Sahara: Mission impossible for Horst Kohler?

Horst Kohler, the new Personal Envoy of the UN Secretary-General for the Sahara, is about to begin his mediation with a forthcoming visit to the Maghreb. Yet, questions remain as to his ability to convince the Polisario and Algeria to engage in a new dynamic, in a new spirit of realism as recommended by the Security Council.

Secretary-General Antonio Guterres himself stressed “the importance of this visit to help re-launch the political process in a new spirit and a new dynamic, in accordance with Security Council resolution 2351 (2017)”, according to the UN spokesman.

If Antonio Guterres insisted on “a new spirit” and “a new dynamic”, it is precisely to avoid the tensions of the past, which led the political process to a dead-end. The political process was launched in 2007 after Morocco presented the autonomy plan for the Sahara.

The autonomy proposal is considered by the Security Council and the major world capitals as a “serious” and “credible” basis for a settlement of the Sahara issue, at a time Algeria and the Polisario are clinging to the referendum option, deemed long time ago as unfeasible.

Actually, the new UN emissary should not expect concessions on the part of Algeria. Despite the deep economic and financial crisis facing the North African country since the fall of oil prices, Algerian leaders are not yet in a logic of new dynamics or compromise.

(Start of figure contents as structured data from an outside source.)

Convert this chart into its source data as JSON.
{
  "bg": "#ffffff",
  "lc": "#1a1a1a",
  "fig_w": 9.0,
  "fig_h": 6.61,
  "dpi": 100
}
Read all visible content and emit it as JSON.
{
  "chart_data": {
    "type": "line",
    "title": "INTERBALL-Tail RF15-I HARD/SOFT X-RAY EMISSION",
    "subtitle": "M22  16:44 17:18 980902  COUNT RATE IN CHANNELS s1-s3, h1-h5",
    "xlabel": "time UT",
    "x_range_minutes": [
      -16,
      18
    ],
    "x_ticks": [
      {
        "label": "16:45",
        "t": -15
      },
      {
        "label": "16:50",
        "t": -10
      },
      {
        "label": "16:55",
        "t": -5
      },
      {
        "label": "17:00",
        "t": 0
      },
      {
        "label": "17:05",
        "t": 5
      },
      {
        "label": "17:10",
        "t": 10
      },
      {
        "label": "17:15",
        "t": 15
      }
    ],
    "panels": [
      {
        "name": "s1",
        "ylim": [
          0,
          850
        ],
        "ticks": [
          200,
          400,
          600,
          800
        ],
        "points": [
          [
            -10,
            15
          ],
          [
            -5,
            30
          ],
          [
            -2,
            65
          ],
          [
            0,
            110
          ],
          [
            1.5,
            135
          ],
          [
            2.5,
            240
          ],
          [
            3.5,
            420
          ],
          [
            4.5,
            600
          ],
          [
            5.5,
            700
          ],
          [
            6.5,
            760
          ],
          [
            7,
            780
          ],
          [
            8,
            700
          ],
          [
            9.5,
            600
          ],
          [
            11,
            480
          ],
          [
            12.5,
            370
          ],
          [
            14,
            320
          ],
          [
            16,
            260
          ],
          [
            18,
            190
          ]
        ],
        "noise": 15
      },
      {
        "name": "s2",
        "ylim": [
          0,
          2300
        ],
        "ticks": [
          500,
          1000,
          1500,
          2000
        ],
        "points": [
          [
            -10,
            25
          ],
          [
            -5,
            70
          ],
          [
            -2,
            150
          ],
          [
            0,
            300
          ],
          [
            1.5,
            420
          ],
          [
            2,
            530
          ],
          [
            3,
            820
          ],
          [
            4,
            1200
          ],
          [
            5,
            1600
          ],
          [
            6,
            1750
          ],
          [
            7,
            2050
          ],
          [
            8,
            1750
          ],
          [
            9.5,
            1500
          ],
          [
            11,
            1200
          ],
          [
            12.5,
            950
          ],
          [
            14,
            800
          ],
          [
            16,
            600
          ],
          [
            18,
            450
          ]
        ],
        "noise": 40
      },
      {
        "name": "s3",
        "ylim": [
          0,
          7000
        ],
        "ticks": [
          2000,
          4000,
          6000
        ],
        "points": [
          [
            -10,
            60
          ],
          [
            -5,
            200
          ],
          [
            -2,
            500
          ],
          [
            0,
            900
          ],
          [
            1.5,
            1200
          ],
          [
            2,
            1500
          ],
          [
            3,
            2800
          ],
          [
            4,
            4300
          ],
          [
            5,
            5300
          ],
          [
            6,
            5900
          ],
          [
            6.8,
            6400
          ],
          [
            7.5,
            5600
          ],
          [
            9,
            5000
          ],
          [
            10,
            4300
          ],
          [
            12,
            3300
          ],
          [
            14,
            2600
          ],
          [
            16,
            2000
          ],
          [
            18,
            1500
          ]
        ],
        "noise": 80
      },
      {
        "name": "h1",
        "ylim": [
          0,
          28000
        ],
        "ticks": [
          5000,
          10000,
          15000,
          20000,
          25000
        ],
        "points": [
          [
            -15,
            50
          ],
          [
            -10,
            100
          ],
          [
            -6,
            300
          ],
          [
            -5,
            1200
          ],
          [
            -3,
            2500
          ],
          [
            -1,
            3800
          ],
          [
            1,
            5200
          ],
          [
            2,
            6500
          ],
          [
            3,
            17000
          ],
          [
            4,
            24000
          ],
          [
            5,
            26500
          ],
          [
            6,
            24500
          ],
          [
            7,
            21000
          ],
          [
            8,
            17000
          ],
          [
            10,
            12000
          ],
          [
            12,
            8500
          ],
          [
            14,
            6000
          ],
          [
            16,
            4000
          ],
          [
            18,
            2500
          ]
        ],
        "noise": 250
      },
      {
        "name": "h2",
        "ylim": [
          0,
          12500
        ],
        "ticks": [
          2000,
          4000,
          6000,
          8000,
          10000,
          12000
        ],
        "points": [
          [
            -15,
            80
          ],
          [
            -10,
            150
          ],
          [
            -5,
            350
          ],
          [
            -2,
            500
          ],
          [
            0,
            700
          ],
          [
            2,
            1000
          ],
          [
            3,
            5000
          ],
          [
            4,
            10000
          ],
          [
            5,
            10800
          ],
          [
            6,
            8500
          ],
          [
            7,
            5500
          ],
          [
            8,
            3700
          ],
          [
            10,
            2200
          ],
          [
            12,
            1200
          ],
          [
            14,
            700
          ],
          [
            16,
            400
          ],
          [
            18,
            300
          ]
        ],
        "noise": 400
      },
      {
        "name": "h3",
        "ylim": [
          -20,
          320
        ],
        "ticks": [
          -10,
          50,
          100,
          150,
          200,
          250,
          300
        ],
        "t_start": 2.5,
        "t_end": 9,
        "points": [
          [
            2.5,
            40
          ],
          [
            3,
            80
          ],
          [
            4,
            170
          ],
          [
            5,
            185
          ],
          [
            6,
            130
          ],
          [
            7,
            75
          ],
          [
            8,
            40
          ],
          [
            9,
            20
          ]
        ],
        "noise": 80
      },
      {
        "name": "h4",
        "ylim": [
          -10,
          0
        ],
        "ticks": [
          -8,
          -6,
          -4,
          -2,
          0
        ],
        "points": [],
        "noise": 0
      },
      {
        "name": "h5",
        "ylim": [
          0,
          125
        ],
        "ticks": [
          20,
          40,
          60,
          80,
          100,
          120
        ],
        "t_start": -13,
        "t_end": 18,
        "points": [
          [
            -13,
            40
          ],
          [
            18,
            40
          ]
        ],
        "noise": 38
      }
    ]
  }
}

It is true that some Algerian politicians dare, from time to time, to criticize the huge financial aid granted by Algeria to the Polisario. One of these critics was Amar Saadani, the leader of the FLN who was pushed to resign in October 2016, precisely because of his position on the Sahara issue.

But the military wing of the regime is keeping a close eye on things, and the military brass do not tolerate any internal dissent on the Sahara issue, deeming it is the only way to maintain pressure on their long-time Moroccan rival.